How Did Bismarck Do It?

The creation of the modern unified German state in January 1871 constitutes the greatest diplomatic and political achievement of any leader of the last two centuries; but it was effected at a huge personal and political price, argues Jonathan Steinberg.

A portrait of Bismarck by Franz von Lenback, 1888.
A portrait of Bismarck by Franz von Lenback, 1888.

In June 1862 Otto von Bismarck, then 47 years old and not yet minister-president of Prussia, decided to visit London. He had been the Prussian ambassador to St Petersburg since 1859 and for nearly a decade before that served as Prussia’s ambassador to the German Confederation.

His reputation in diplomatic circles was that of a person capable of eccentric and outrageous statements. He lived up to it at a reception at the Russian ambassador’s residence. Bismarck explained his plans to Benjamin Disraeli, the future British prime minister; Baron Brunnow, the Russian ambassador; and the Austrian envoy, Friedrich, Count Vitzthum von Eckstädt. He told the astounded guests exactly what he had in mind.

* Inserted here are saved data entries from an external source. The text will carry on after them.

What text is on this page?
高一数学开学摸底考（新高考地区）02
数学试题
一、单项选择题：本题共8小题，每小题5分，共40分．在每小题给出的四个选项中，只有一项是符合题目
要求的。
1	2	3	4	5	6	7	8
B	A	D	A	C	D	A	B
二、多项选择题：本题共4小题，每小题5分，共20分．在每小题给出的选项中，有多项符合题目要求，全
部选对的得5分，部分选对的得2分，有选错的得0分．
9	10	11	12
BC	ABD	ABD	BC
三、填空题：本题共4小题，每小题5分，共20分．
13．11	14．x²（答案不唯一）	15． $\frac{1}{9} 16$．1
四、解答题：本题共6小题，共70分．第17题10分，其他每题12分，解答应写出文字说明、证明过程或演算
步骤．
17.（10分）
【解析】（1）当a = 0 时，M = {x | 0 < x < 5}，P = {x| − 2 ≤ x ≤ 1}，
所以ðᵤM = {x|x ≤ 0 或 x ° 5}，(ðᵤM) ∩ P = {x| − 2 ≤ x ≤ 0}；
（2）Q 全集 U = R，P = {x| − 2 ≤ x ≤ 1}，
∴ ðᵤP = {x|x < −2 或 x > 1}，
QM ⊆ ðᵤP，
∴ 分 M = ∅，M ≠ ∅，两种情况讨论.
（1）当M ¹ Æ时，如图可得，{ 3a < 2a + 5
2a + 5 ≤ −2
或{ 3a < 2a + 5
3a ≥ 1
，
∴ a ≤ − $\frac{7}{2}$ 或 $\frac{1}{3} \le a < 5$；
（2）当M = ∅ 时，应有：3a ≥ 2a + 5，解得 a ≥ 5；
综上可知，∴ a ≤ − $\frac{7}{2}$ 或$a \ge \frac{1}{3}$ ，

Disraeli recorded his words:

I shall soon be compelled to undertake the conduct of the Prussian government. My first care will be to re-organise the army, with or without, the help of the Landtag ... As soon as the army shall have been brought into such a condition as to inspire respect, I shall seize the first best pretext to declare war against Austria, dissolve the German Diet, subdue the minor states and give national unity to Germany under Prussian leadership. I have come here to say this to the Queen’s ministers.